Amid the chorus that the next International Monetary Fund (IMF) chief should come from an emerging economy, India on Thursday said it was watching the situation even as the country’s likely candidate, Montek Singh Ahluwalia, said it was for the government to take a view on the issue.

fter the resignation of disgraced IMF Managing Director Dominique Strauss-Kahn, New Delhi dropped a hint that India, along with other emerging economies like China and Brazil, may like to be in the race for the top job in the multilateral financial institution.

“Strauss-Kahn has tendered his resignation. We are watching the situation,” Finance Minister Pranab Mukherjee told reporters here. Ahluwalia, whose name was strongly backed by Chief Economic Adviser Kaushik Basu yesterday, told reporters, “The Government of India will have to take a view on it. The ministry that has to take a view is the Finance Minstry.” When pressed further, he said, “I would not like to restrain the government’s choice in the matter.”

Ahluwalia, who had earlier worked in senior positions with the IMF and the World Bank, said things are evolving. “I have no idea who is pressing for what. So, give them some flexibility,” he added.

Basu had said yesterday, “In my view, Montek is the best name. Not only from India’s point of view, but also from the world’s point of view.”

Others in the reckoning for the top IMF job are Christine Lagarde, Finance Minister of France, and former British Prime Minister Gordon Brown. Traditionally, the top IMF post has been retained by a European and that of the World Bank by an American.

China, Brazil and India are raising their pitches for a chance for the emerging nations to lead the multilateral funding agency. While the developed world retains a majority of the voting rights in the IMF and the World Bank, the clout of the emerging economies has grown since the financial crisis of 2008.
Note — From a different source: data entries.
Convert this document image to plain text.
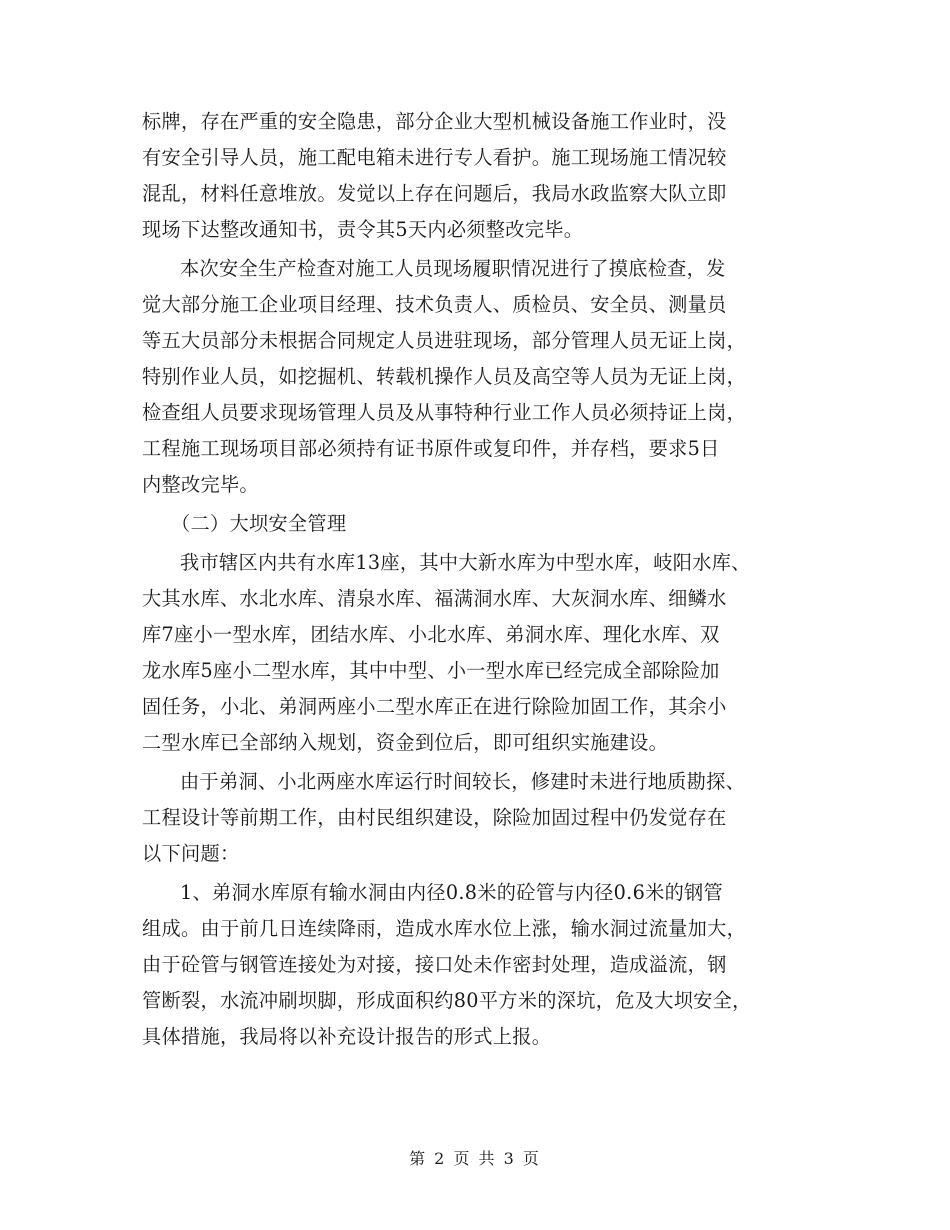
标牌，存在严重的安全隐患，部分企业大型机械设备施工作业时，没
有安全引导人员，施工配电箱未进行专人看护。施工现场施工情况较
混乱，材料任意堆放。发觉以上存在问题后，我局水政监察大队立即
现场下达整改通知书，责令其5天内必须整改完毕。
本次安全生产检查对施工人员现场履职情况进行了摸底检查，发
觉大部分施工企业项目经理、技术负责人、质检员、安全员、测量员
等五大员部分未根据合同规定人员进驻现场，部分管理人员无证上岗，
特别作业人员，如挖掘机、转载机操作人员及高空等人员为无证上岗，
检查组人员要求现场管理人员及从事特种行业工作人员必须持证上岗，
工程施工现场项目部必须持有证书原件或复印件，并存档，要求5日
内整改完毕。
（二）大坝安全管理
我市辖区内共有水库13座，其中大新水库为中型水库，岐阳水库、
大其水库、水北水库、清泉水库、福满洞水库、大灰洞水库、细鳞水
库7座小一型水库，团结水库、小北水库、弟洞水库、理化水库、双
龙水库5座小二型水库，其中中型、小一型水库已经完成全部除险加
固任务，小北、弟洞两座小二型水库正在进行除险加固工作，其余小
二型水库已全部纳入规划，资金到位后，即可组织实施建设。
由于弟洞、小北两座水库运行时间较长，修建时未进行地质勘探、
工程设计等前期工作，由村民组织建设，除险加固过程中仍发觉存在
以下问题：
1、弟洞水库原有输水洞由内径0.8米的砼管与内径0.6米的钢管
组成。由于前几日连续降雨，造成水库水位上涨，输水洞过流量加大，
由于砼管与钢管连接处为对接，接口处未作密封处理，造成溢流，钢
管断裂，水流冲刷坝脚，形成面积约80平方米的深坑，危及大坝安全，
具体措施，我局将以补充设计报告的形式上报。
第 2 页 共 3 页
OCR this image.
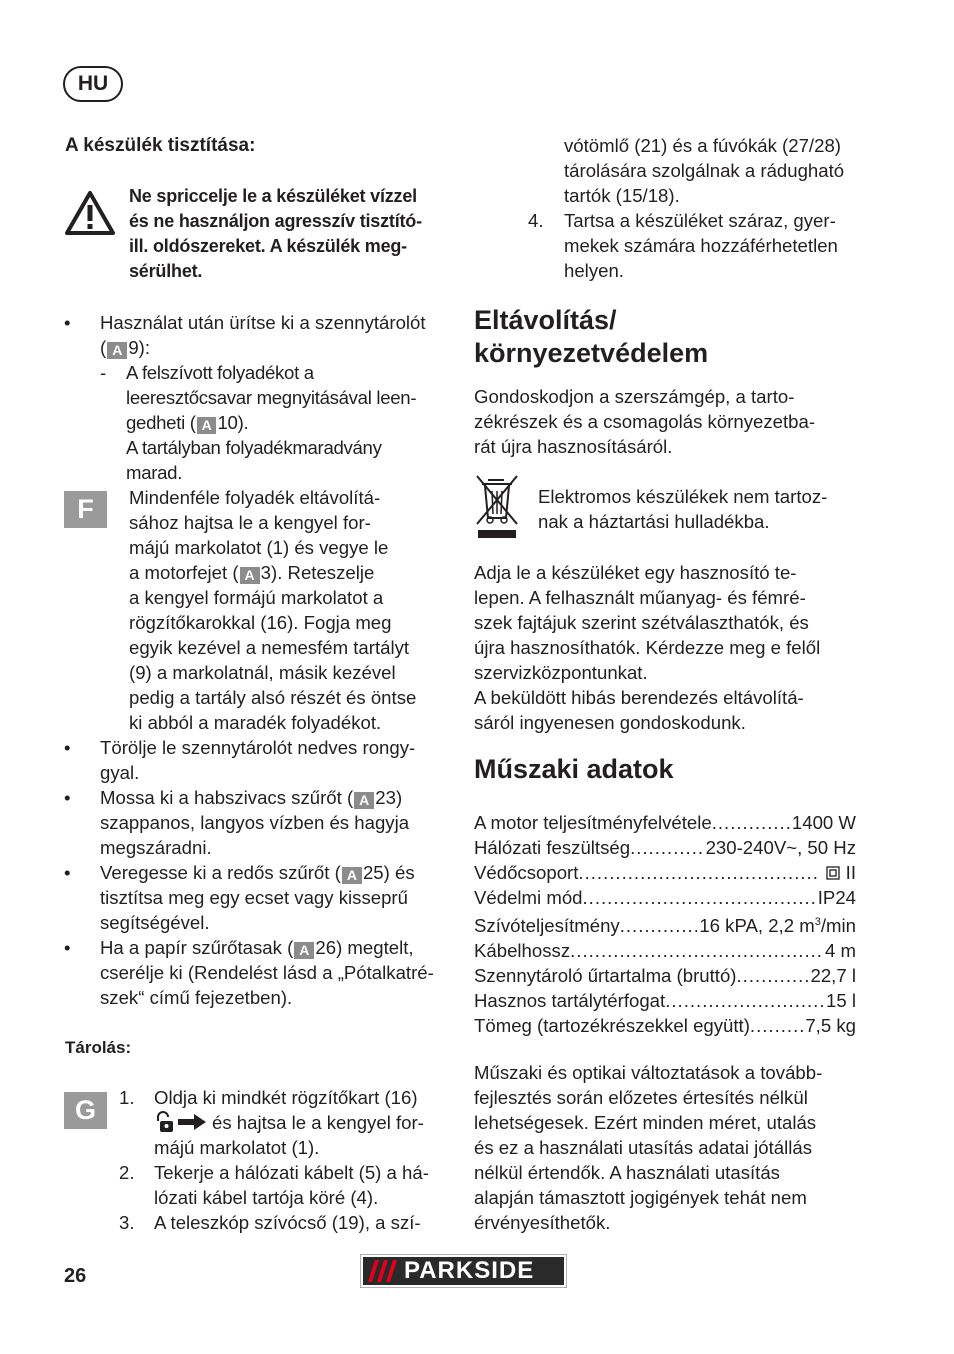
HU
A készülék tisztítása:
Ne spriccelje le a készüléket vízzel
és ne használjon agresszív tisztító-
ill. oldószereket. A készülék meg-
sérülhet.
• Használat után ürítse ki a szennytárolót
( A 9):
- A felszívott folyadékot a
leeresztőcsavar megnyitásával leen-
gedheti ( A 10).
A tartályban folyadékmaradvány
marad.
F	Mindenféle folyadék eltávolítá-
sához hajtsa le a kengyel for-
májú markolatot (1) és vegye le
a motorfejet ( A 3). Reteszelje
a kengyel formájú markolatot a
rögzítőkarokkal (16). Fogja meg
egyik kezével a nemesfém tartályt
(9) a markolatnál, másik kezével
pedig a tartály alsó részét és öntse
ki abból a maradék folyadékot.
• Törölje le szennytárolót nedves rongy-
gyal.
• Mossa ki a habszivacs szűrőt ( A 23)
szappanos, langyos vízben és hagyja
megszáradni.
• Veregesse ki a redős szűrőt ( A 25) és
tisztítsa meg egy ecset vagy kisseprű
segítségével.
• Ha a papír szűrőtasak ( A 26) megtelt,
cserélje ki (Rendelést lásd a „Pótalkatré-
szek“ című fejezetben).
Tárolás:
G	1. Oldja ki mindkét rögzítőkart (16)
és hajtsa le a kengyel for-
májú markolatot (1).
2. Tekerje a hálózati kábelt (5) a há-
lózati kábel tartója köré (4).
3. A teleszkóp szívócső (19), a szí-
vótömlő (21) és a fúvókák (27/28)
tárolására szolgálnak a rádugható
tartók (15/18).
4. Tartsa a készüléket száraz, gyer-
mekek számára hozzáférhetetlen
helyen.
Eltávolítás/
környezetvédelem
Gondoskodjon a szerszámgép, a tarto-
zékrészek és a csomagolás környezetba-
rát újra hasznosításáról.
Elektromos készülékek nem tartoz-
nak a háztartási hulladékba.
Adja le a készüléket egy hasznosító te-
lepen. A felhasznált műanyag- és fémré-
szek fajtájuk szerint szétválaszthatók, és
újra hasznosíthatók. Kérdezze meg e felől
szervizközpontunkat.
A beküldött hibás berendezés eltávolítá-
sáról ingyenesen gondoskodunk.
Műszaki adatok
A motor teljesítményfelvétele .....	1400 W
Hálózati feszültség .....	230-240V~, 50 Hz
Védőcsoport .....	II
Védelmi mód .....	IP24
Szívóteljesítmény .....	16 kPA, 2,2 $m^3/\min$
Kábelhossz .....	4 m
Szennytároló űrtartalma (bruttó) .....	22,7 l
Hasznos tartálytérfogat .....	15 l
Tömeg (tartozékrészekkel együtt) .....	7,5 kg
Műszaki és optikai változtatások a tovább-
fejlesztés során előzetes értesítés nélkül
lehetségesek. Ezért minden méret, utalás
és ez a használati utasítás adatai jótállás
nélkül értendők. A használati utasítás
alapján támasztott jogigények tehát nem
érvényesíthetők.
26	PARKSIDE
The western media has been highlighting the demand from the emerging world for a shift of power in the multilateral agencies. “Europeans want to keep one of their own in a post they have occupied since the IMF was created after World War II. But the world’s fast-growing emerging nations say their time has come to run a big institution like the IMF, given their growing global economic might,” The New York Times said.